As such, the researchers subjected mice to the social defeat stress paradigm 10 days in a row — chronic social defeat stress (CSDS). As a result, the mice exhibited depressive-like behavior, including social avoidance, lack of pleasure, and despair. However, in mice fed 100 mg/kg of NMN for 3 weeks before CSDS, these depressive-like behaviors were largely prevented.
To measure social avoidance, mice were placed into an unfamiliar area with a small, empty cage at one end. The mice’s movements were then tracked for 2.5 minutes. Next, an aggressor mouse was placed into the cage and the mice’s movements were tracked again. The less time spent near the cage in the aggressor’s presence was considered avoidant social behavior.
To assess a lack of pleasure (anhedonia), the researchers measured the mice’s preference for sucrose, also known as table sugar. Mice naturally prefer sweet food and will choose water containing sugar over water without sugar. However, mice exposed to varying forms of stress do not choose sugar water over water. The reason for this could be that stressed mice no longer gain pleasure from the sweet taste of sugar water. Accordingly, the researchers found that CSDS reduced the mice’s preference for sucrose. However, treatment with oral NMN prevented this loss of preference.
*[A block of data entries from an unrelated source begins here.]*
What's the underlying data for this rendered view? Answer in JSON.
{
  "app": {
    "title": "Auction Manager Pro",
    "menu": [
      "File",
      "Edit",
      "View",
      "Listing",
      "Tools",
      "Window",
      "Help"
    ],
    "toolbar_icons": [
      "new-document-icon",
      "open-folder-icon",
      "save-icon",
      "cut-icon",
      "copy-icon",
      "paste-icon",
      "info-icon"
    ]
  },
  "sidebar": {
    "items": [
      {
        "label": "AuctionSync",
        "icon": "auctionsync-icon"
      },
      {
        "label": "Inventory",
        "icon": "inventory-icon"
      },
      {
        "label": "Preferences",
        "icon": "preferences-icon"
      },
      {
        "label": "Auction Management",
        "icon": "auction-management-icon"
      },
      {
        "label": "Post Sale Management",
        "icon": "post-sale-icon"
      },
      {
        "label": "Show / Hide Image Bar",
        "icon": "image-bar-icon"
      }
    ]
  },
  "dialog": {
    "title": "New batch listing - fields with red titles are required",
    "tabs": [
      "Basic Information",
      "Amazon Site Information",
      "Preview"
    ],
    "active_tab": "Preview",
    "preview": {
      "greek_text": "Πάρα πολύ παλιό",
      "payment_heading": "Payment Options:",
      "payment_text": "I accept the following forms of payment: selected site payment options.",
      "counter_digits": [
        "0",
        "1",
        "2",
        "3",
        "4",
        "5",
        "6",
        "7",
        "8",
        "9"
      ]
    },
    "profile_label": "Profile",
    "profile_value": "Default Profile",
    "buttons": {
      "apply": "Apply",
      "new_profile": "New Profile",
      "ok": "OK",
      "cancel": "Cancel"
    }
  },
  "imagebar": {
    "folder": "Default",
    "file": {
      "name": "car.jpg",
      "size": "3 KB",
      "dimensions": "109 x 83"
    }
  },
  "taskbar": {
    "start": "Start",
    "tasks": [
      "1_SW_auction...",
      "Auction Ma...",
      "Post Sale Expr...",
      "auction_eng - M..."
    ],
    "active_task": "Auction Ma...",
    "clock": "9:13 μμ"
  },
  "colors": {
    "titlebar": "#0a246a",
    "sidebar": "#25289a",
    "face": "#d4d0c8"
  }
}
To evaluate despair —the loss of hope, the researchers applied the tail suspension test. For this test, mice were suspended by their tail approximately 1.6 feet above the floor. In this type of situation, mice will naturally attempt to escape and move about sporadically, but in depression models, they stop struggling and become immobile. Immobility can be interpreted as giving up on escaping. Thus, CSDS increased the duration of time mice were immobile. However, NMN treatment prevented this increase.
Depression in early- (age 18-44) or middle-age (age 45-59) is associated with an increased risk for dementia later in life. Therefore, limiting depression throughout one’s lifespan could potentially reduce the risk of dementia in old age. While a previous study showed that NMN reduces depressive-like behavior in mice, whether NMN can mitigate depression in humans requires further study. Still, a previous study showed that NAD+ therapy alleviated clinical symptoms of depression in 93% of 205 patients, suggesting NMN could do the same. Additionally, the hypothetical basis for NMN and NAD+ counteracting depressive symptoms seems sound.
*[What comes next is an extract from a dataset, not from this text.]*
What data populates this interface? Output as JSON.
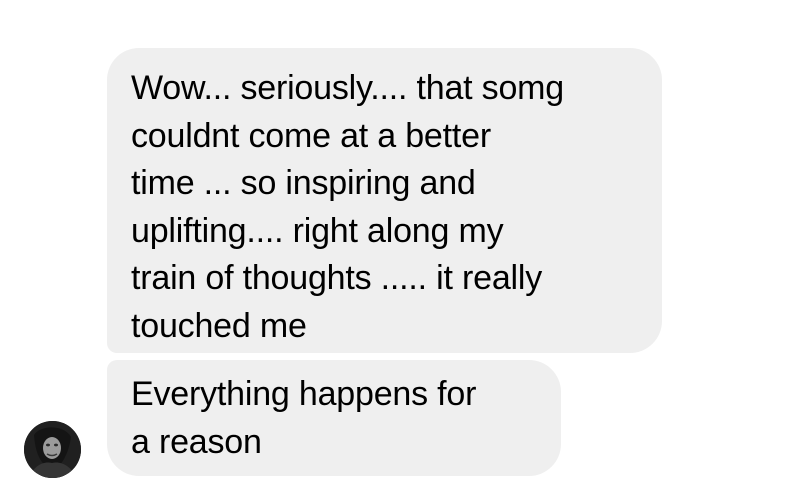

For the past 50 years, it has been thought that depression is caused by a lack of serotonin and norepinephrine. However, this hypothesis may be a gross oversimplification of the neurobiology of depression. The mitochondrial hypothesis posits that dysfunctional mitochondria cause depression. Mitochondria produce cellular energy called ATP and the brain demands more energy than any other organ.
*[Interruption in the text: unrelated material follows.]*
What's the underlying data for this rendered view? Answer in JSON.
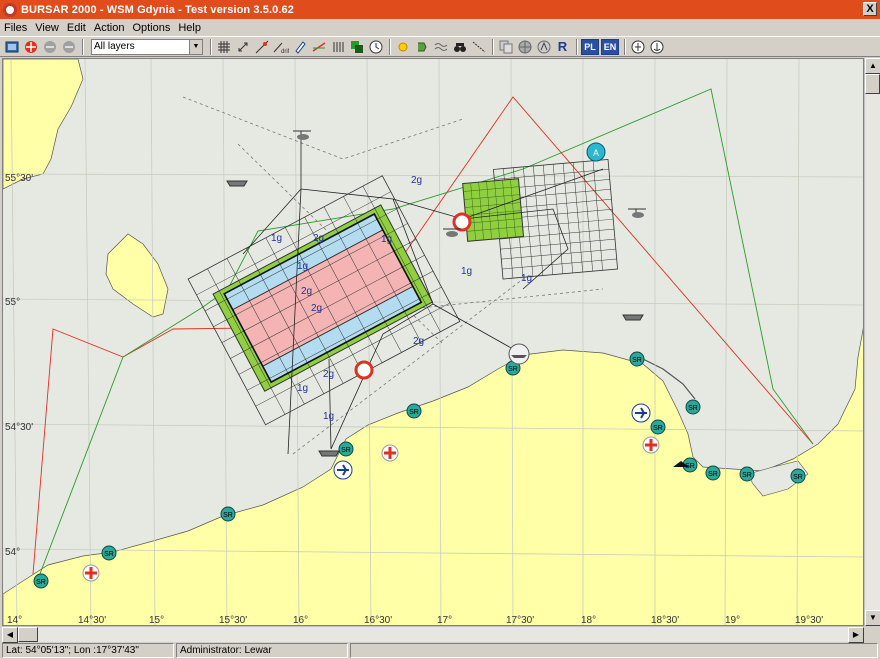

In the brains of depressive patients, mitochondria are dysfunctional and lack an important protein called Complex I in regions like the frontal cortex. This leads to the generation of reactive oxygen species (ROS), which causes cellular damage. Furthermore, impaired mitochondria produce less ATP and can initiate cell death. This may explain the degeneration of the frontal cortex observed in depressed patients.
NAD+ facilitates the production of ATP by directly interacting with Complex I in mitochondria. Thus, by increasing NAD+ levels, it is possible that mitochondria can function more efficiently and produce more ATP. Furthermore, most ROS are produced by Complex I, so NAD+ may also reduce ROS levels. In this way, boosting NAD+ with NMN could mitigate mitochondrial dysfunction while counteracting damage and death to neurons in regions of the brain like the frontal cortex. This may result in improved emotional and stress regulation and reduction of depressive thoughts.